As winter tightens her grip on the natural world, the main effect we notice in Florida is less rainfall and periodic cool fronts. Since Wildflower Preserve contains many wetlands, the effect of winter drought is not immediately noticeable. Indeed a characteristic ground fungus has appeared that I associate with mulch placed on damp trails- the stinkhorn. It is bright orange and attracts flies due to the stench it exudes- facilitating the spread of spores.
Dragonflies have been very active on warm mornings and this male roseate skimmer is one of my favorites as it advertises its vigor to prospective mates. The disadvantage of such a bright color in increasing predation must be worth the advantage it confers in mating. The female is a dull color, the better to escape notice and predation by birds.
Our primary nectar-producing flowers at this time are cowpeas, Spanish needles, tassel flower and primrose willow. White peacock butterflies are quite common at the moment and here one is collecting nectar from a yellow cowpea flower. A long-tailed skipper is attracted to this yellow primrose willow flower, a relative of evening primrose which is a common wetlands plant in nutrient-rich waters.
A careful examination of the tips of dog fennels will sometimes reveal a female green lynx spider with her brood of babies. Butterflies would do well to avoid this hungry and protective mother.

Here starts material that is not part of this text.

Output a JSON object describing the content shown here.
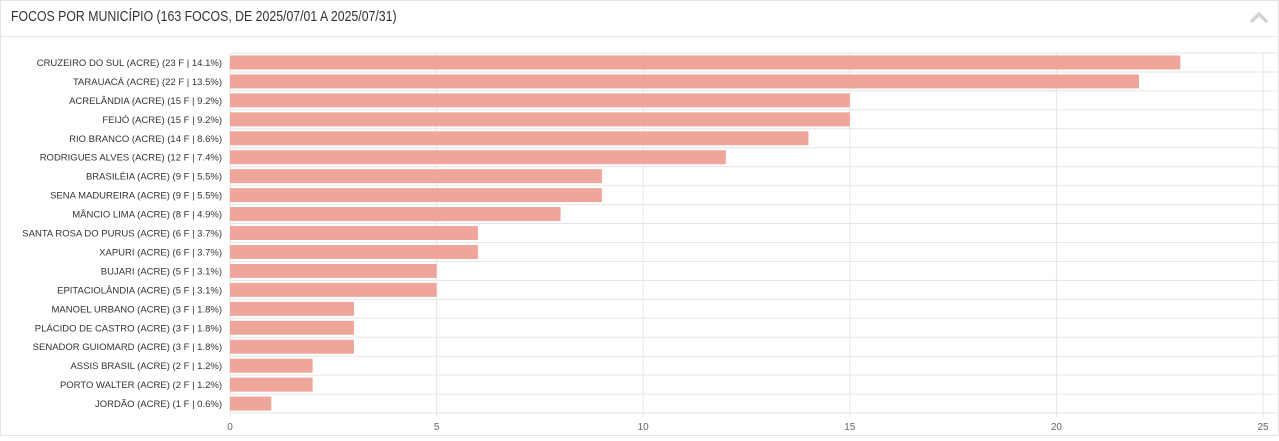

I happened to notice some bugs on a nightshade plant which were unusual and found an aggregation of giant sweet potato bugs, a recent exotic arrival in Florida. The older female is quite different from the remarkably bright orange nymph. These bugs must be advertising their toxicity to birds by color and with a strong odor.
A seine sample of one of the freshwater ponds revealed that there were only a few native species present, including this warmouth sunfish. The name refers to the large mouth which is used to swallow a wide range of small prey. This species is quite tolerant of low oxygen and thrives best when such conditions limit competition and predation by other fish.
A hawk on a pine snag surveys its domain for small prey. It is an immature red shouldered hawk which is one of the most common buteo hawks in Florida and can be recognized by a light-colored streak in each wing.
So despite the onset of “winter weather” we continue to enjoy a wide variety of wildlife at Wildflower Preserve. But we did experience some freezing conditions briefly last winter and expect more this year to impact some of our winter-blooming butterfly flowers and possibly nip the tips of the especially frost sensitive white mangroves.